Bill and Val – heading south
We traveled up SH1, with a lunch stop at Cheviot. As the weather was wet and miserable, we decided a hot pie was in order, and stopped at the Magpies Rest for a lamb pie and coffee. Plus a large jar of honey for Robin, produced locally at nearby Gore Bay. Robin loves his honey, and this large jar should keep him going for quite some time.
Then it was just a short trip further up the road to the Parnassus NZMCA Park. It takes its name from a local sheep run owned by a classical scholar, Edward Lee. He saw a likeness between a local hill and the Greek Mount Parnassus, mythical home of the god Apollo and the Muses.

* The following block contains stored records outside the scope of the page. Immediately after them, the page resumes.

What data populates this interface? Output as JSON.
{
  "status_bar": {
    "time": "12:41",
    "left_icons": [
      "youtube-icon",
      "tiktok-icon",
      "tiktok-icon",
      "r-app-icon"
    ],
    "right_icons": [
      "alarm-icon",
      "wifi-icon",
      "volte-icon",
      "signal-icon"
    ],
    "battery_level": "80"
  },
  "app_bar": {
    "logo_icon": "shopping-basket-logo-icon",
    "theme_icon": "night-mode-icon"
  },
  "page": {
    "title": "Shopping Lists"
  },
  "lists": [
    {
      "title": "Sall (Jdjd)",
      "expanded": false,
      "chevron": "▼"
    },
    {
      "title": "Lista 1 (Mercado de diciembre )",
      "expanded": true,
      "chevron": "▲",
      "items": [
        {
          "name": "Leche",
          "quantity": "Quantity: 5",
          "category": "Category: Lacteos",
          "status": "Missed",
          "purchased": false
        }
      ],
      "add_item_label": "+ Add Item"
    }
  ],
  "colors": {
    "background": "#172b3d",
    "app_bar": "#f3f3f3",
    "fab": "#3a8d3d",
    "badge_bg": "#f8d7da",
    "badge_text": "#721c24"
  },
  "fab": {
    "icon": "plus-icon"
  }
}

The site was a former school and there is a large grassed area, or hard standing to park on, with the perimeter planted with many trees. There is a meeting room with the usual shelves full a swap-a-book, and less usual at NZMCA parks, two toilets are available. The park is almost like an island, cocooned between the busy SH1 on one side, and vast areas of farm land on the other. There were about 25 vans staying overnight.
It was to be a one night stop only, then my goodness, did the temperatures drop down low overnight. Then we were on our way to Kaikoura. The trip over the Hundalee Hills was windy and slow and eventually we made it to the coast. The damage done to the road and adjacent cliffs by the 2016 Kaikoura earthquake was certainly evident. The magnitude 7.8 earthquake occurred two minutes after midnight on 14 November 2016. Ruptures occurred on multiple fault lines and the earthquake has been described as the "most complex earthquake ever studied”. Work is still being carried out around the clock.
Scaffolding for safety and containers to keep and rock slides from the road
We drove past abseilers dangling from a rope on a cliff face, and they can work 10 hour shifts hanging from their ropes. The work involves drilling and fixing giant anchor bars metres into the rock, then pinning geomesh over the cliff face to stop rocks falling on the highway below. There were 10 big abseiling sites along the stretch of earthquake-affected highway, with approximately 79 abseilers from six companies carrying out road protection measures across the various sites.
Abselier at work
We arrived at the Kaikoura Trotting Club NZMCA Park, arriving at 1.00pm, in time for lunch. During the day more and more vans rolled in, and we were a packed in like sardines in a tin. The empty space beside us soon filled up with several vans tucked into the corner.
We are lucky we arrived early
Not much more room left now
The weather warmed up nicely during the day, causing us to shed a layer or two of clothing. We will be spending two nights here, which will give us time to do a little exploring tomorrow.